The animal suddenly reared up, a maddened neigh coming out from the depths of his being and was just as suddenly ended in a dull thudding sound and a wet ripping and splattering. Droplets splashed across Eden’s face. At first, she thought it was the rain now that she had exited the shelter of Wanda’s improvised umbrella. As the sharp coppery tang hit her nostril, she knew what it was.
Her horse collapsed. Literally. It slumped, turned towards her.

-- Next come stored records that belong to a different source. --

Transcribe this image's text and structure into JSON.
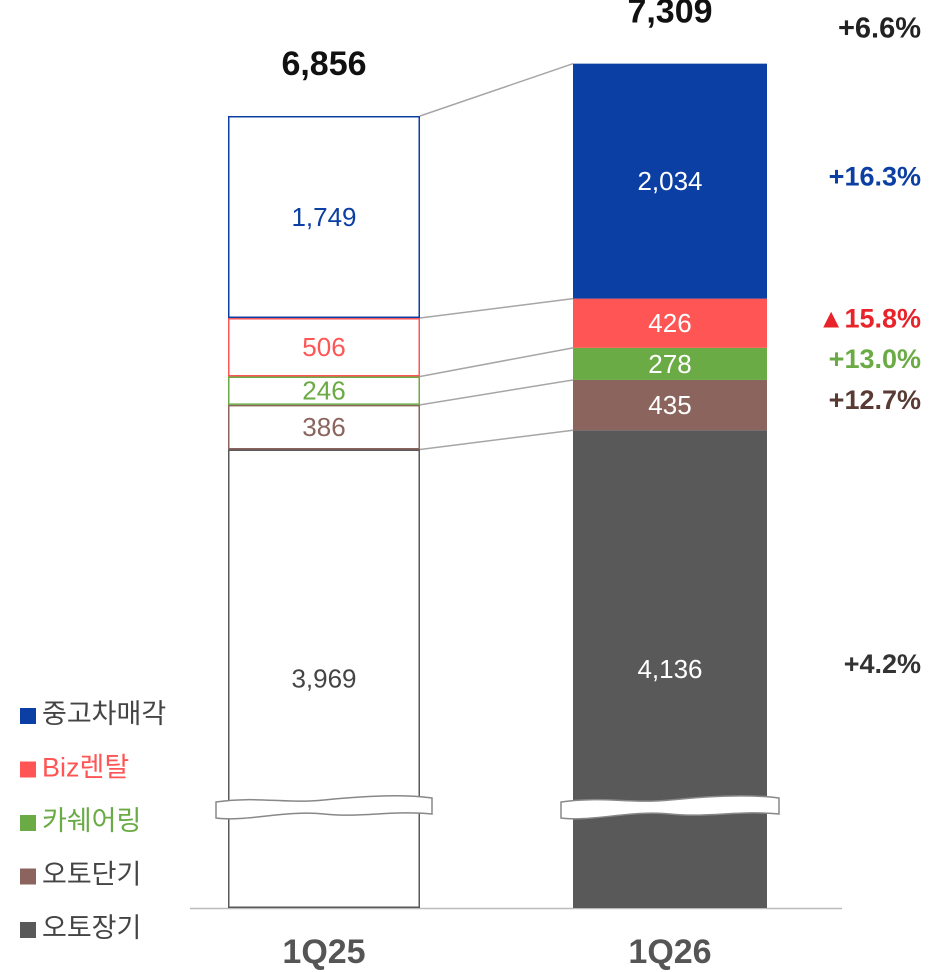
{
  "chart_data": {
    "type": "stacked_bar",
    "categories": [
      "1Q25",
      "1Q26"
    ],
    "ylim": [
      0,
      7860
    ],
    "series": [
      {
        "name": "중고차매각",
        "color": "#0b3fa3",
        "legend_color": "#444444",
        "growth_color": "#0b3fa3",
        "values": [
          1749,
          2034
        ],
        "value_labels": [
          "1,749",
          "2,034"
        ],
        "growth": 16.3,
        "growth_label": "+16.3%"
      },
      {
        "name": "Biz렌탈",
        "color": "#ff5555",
        "legend_color": "#ff5555",
        "growth_color": "#e8242a",
        "values": [
          506,
          426
        ],
        "value_labels": [
          "506",
          "426"
        ],
        "growth": -15.8,
        "growth_label": "▲15.8%"
      },
      {
        "name": "카쉐어링",
        "color": "#6aab45",
        "legend_color": "#6aab45",
        "growth_color": "#6aab45",
        "values": [
          246,
          278
        ],
        "value_labels": [
          "246",
          "278"
        ],
        "growth": 13.0,
        "growth_label": "+13.0%"
      },
      {
        "name": "오토단기",
        "color": "#8a645d",
        "legend_color": "#444444",
        "growth_color": "#5a3a34",
        "values": [
          386,
          435
        ],
        "value_labels": [
          "386",
          "435"
        ],
        "growth": 12.7,
        "growth_label": "+12.7%"
      },
      {
        "name": "오토장기",
        "color": "#595959",
        "legend_color": "#444444",
        "growth_color": "#333333",
        "values": [
          3969,
          4136
        ],
        "value_labels": [
          "3,969",
          "4,136"
        ],
        "growth": 4.2,
        "growth_label": "+4.2%"
      }
    ],
    "totals": {
      "values": [
        6856,
        7309
      ],
      "value_labels": [
        "6,856",
        "7,309"
      ]
    },
    "total_growth": 6.6,
    "total_growth_label": "+6.6%"
  }
}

The darkening light of twilight still allowed her to see the animal resting on its side, but what drew her eyes was the eviscerated cavity spilling its innards and other viscera that she could see. The folds of flesh had been ripped apart.
A dark shape extricated itself from the body of the horse. The rain and the worsening light had made the it almost indiscernible from the dead animal at first but now that the shape had advanced towards her, she could see the pitted skin and the pinions of leathery wings rising from behind massive shoulders.